Absentéisme. Les parlementaires rappelés à l’ordre

Les conseillers ne sont pas parvenus, comme convenu, à faire passer la réforme du règlement intérieur de leur chambre avant la fin de la session automnale. Il reste encore quelques points de discorde à régler. Le plus grand défi est celui de la lutte contre l’absentéisme. Benchamach est pointé du doigt pour son laxisme.

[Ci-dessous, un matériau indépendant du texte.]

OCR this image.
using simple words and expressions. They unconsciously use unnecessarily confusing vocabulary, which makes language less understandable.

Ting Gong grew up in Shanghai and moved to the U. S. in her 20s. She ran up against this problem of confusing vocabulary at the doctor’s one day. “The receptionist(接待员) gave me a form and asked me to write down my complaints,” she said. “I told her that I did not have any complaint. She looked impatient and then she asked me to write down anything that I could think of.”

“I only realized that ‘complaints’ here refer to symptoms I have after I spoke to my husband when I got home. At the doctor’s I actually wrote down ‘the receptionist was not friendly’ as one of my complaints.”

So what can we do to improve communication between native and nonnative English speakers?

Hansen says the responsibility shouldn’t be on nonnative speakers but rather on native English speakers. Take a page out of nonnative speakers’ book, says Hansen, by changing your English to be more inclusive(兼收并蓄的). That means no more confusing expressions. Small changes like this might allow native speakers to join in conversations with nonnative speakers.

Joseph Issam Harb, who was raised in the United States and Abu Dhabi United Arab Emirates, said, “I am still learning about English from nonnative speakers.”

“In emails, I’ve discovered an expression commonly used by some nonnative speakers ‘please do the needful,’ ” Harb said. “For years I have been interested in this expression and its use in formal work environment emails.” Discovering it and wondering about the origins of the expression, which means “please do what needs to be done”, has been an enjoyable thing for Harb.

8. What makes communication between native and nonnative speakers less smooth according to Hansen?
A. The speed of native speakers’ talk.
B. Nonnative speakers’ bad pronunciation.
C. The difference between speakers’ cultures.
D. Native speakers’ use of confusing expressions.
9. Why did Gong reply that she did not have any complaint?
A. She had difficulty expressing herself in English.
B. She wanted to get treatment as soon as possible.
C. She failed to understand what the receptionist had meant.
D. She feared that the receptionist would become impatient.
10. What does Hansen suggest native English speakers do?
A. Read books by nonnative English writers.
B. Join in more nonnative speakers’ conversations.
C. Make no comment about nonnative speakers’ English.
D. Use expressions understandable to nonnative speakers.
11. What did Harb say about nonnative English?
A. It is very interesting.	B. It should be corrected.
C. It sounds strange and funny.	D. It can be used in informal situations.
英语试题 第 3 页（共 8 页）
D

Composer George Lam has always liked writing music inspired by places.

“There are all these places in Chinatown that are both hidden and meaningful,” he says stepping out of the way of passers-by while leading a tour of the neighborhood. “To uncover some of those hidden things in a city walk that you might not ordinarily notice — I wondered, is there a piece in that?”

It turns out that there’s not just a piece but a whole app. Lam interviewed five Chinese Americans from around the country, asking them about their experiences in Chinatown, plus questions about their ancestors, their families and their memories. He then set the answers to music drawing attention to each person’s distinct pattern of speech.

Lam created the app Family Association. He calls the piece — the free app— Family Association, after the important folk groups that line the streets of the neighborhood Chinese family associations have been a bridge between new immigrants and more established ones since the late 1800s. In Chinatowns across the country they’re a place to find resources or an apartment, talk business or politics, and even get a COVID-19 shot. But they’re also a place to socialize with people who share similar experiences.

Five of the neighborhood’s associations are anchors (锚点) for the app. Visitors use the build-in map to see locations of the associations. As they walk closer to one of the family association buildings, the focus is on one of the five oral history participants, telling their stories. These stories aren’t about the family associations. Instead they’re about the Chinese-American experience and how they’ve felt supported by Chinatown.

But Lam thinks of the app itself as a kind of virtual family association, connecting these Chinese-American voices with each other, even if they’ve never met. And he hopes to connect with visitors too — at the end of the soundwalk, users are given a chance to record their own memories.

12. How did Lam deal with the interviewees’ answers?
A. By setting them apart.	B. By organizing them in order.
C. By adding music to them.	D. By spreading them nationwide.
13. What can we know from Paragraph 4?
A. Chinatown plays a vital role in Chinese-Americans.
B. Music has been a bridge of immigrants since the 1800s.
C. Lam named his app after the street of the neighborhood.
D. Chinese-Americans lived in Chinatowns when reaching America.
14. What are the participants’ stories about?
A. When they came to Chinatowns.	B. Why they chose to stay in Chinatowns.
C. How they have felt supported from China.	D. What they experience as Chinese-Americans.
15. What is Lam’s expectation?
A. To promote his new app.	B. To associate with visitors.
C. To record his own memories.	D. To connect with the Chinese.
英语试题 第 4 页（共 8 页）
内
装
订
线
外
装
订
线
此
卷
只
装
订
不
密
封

La réforme du règlement intérieur de la chambre des conseillers tarde à voir le bout du tunnel. Pourtant, cela fait plus d’un an que les différentes composantes au sein de la chambre essaient d’aplanir les divergences. Il est grand temps de passer à l’acte car les défis sont de taille pour la chambre haute qui doit rehausser le rendement parlementaire et améliorer son image écornée auprès de l’opinion publique. En tête des points noirs auxquels il faut s’attaquer en urgence figure l’épineuse question de l’absentéisme. Le nouveau règlement intérieur en cours d’examen tend à «la rationalisation des demandes d’absence des travaux des commissions et des séances plénières et la prise des mesures disciplinaires à l’égard des absentéistes», selon une source interne. Mais, au-delà de l’instauration des règles, l’enjeu est de parvenir à les mettre en œuvre. En effet, même le règlement intérieur actuel contient des dispositions sanctionnant l’absence injustifiée des parlementaires sauf qu’elles sont lettres mortes contrairement à la chambre basse qui applique depuis des mois les mesures prévues par la loi à l’égard des absentéistes.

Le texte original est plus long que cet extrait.